Tres viejas libretas atadas entre sí con un sarmiento de escarujos. Weaver las llevaba siempre consigo. En ellas había escritas las fórmulas esotéricas de su arte. Somber desató el tallo y abrió una de ellas. Se preguntó si los símbolos indescifrables que veía en la página ante sí guardaban alguna relación con la bufanda que ella le había regalado…, o al menos con el momento en que le había hecho el obsequio. «Es por tu cumpleaños, sea cuando sea», le había dicho, pues los miembros de la Bonetería no debían saber ni celebrar la fecha en que habían nacido, pues otras nimiedades personales los habrían llevado a descuidar su obligación de proteger el reino. El cumpleaños de Somber no figuraba en su expediente oficial, pero él siempre había sospechado que Weaver, por medio de algún mejunje, lo había descubierto y se lo había dado a entender de aquel modo.

Somber sacó una caja de juergatinas de la bolsa. Pese a su dolor, se le escapó una sonrisa. Weaver era adicta a los dulces: le encantaban los pastelillos escarchados con trocitos de piruleta, los bollos de chocolate con remolinos de pasta de vainilla… Era típico de ella, una muestra de su adorable tozudez, que hubiese decidido satisfacer sus antojos mientras se ocultaba de Roja y sus sicarios para salvar la vida.
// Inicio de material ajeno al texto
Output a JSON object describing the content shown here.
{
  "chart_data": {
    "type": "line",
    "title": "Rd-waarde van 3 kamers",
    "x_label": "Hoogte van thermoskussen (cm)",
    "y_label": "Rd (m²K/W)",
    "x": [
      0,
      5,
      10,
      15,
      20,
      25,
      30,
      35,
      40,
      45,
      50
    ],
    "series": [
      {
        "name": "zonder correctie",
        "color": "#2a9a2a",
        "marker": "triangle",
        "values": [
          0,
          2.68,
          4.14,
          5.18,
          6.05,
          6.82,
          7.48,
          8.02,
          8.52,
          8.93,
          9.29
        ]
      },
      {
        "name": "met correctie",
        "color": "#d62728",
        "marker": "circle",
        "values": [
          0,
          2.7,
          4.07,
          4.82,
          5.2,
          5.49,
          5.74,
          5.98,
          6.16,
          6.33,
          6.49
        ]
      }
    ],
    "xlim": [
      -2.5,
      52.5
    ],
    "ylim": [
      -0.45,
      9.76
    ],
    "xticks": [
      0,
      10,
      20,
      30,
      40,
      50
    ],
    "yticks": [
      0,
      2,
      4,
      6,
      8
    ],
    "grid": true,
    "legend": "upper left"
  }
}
Lo siguiente que sacó de la bolsa fue un botiquín de primeros auxilios que incluía un cauterizador, un injertador de piel y la manga en forma de U con nodos de energía interconectados que una cirujana había utilizado para soldarle el hombro destrozado a Somber. Dentro del botiquín, machacado con una piedra o algún otro objeto contundente, estaba el chip de identificación de Weaver para la Bonetería. Sin duda ella se lo había extraído de debajo de la piel del antebrazo para tener más probabilidades de sobrevivir y lo había destruido a fin de evitar que Roja la localizara. Era diminuto, más o menos del mismo tamaño que el lunar que Weaver tenía en la nuca, pero uno de los circuitos del chip no estaba del todo inutilizado. Probablemente había bastado para revelar el paradero de Weaver a los asesinos de Roja.

Él debería haberse fiado de su instinto. En un principio se había mostrado contrario a la idea propuesta por la junta de la Bonetería de contratar a una civil cuidadosamente seleccionada para que se ocupara de las necesidades alquímicas de la organización, pero había cambiado de opinión al pensar que más valía que todos los miembros de la Bonetería trabajasen sobre el terreno y no en un laboratorio. Además, ninguno de ellos tenía el don de Weaver, esa habilidad para descubrir y sacar partido de las propiedades ocultas de las cosas; podía combinar una mezcla secreta de metales líquidos con un vaso de precipitados lleno de vete a saber qué, y obtener el acero más resistente y manejable de la Bonetería. Weaver no era una civil cualquiera. Aun así, él no debería haber permitido que trabajara allí. Entonces tal vez no la habría conocido, nunca se habría enamorado de ella y ni siquiera habría sabido que era capaz de sentir tanto amor. Él se habría perdido todo eso, pero ella seguiría viva, llevando una existencia de civil y ocupándose de asuntos de civil.

Somber trituró el chip de identificación a conciencia contra una roca y lo guardó de nuevo en el botiquín. Volvió la bolsa boca abajo y dejó que el último objeto que contenía le cayera sobre la palma de la mano. Delgado y compacto como un naipe, parecía un libro típico de la Tierra en todo salvo en el tamaño: era el diario de Weaver. Lo que él esperaba y temía encontrar.

Haciendo acopio de valor, Somber pulsó los lados del libro diminuto. Las cubiertas se abrieron como impulsadas por un resorte y…

Más de tres ciclos lunares después de llegar allí, el hombre que había librado más batallas de las que podía recordar, que se había enfrentado con la muerte en mil ocasiones y había salido más o menos bien librado en todas ellas, sufrió el golpe más duro de su vida cuando la imagen tridimensional de Weaver se materializó y él oyó el sonido de su voz.

—Somber, amor mío, no tuvimos la oportunidad de decirnos adiós.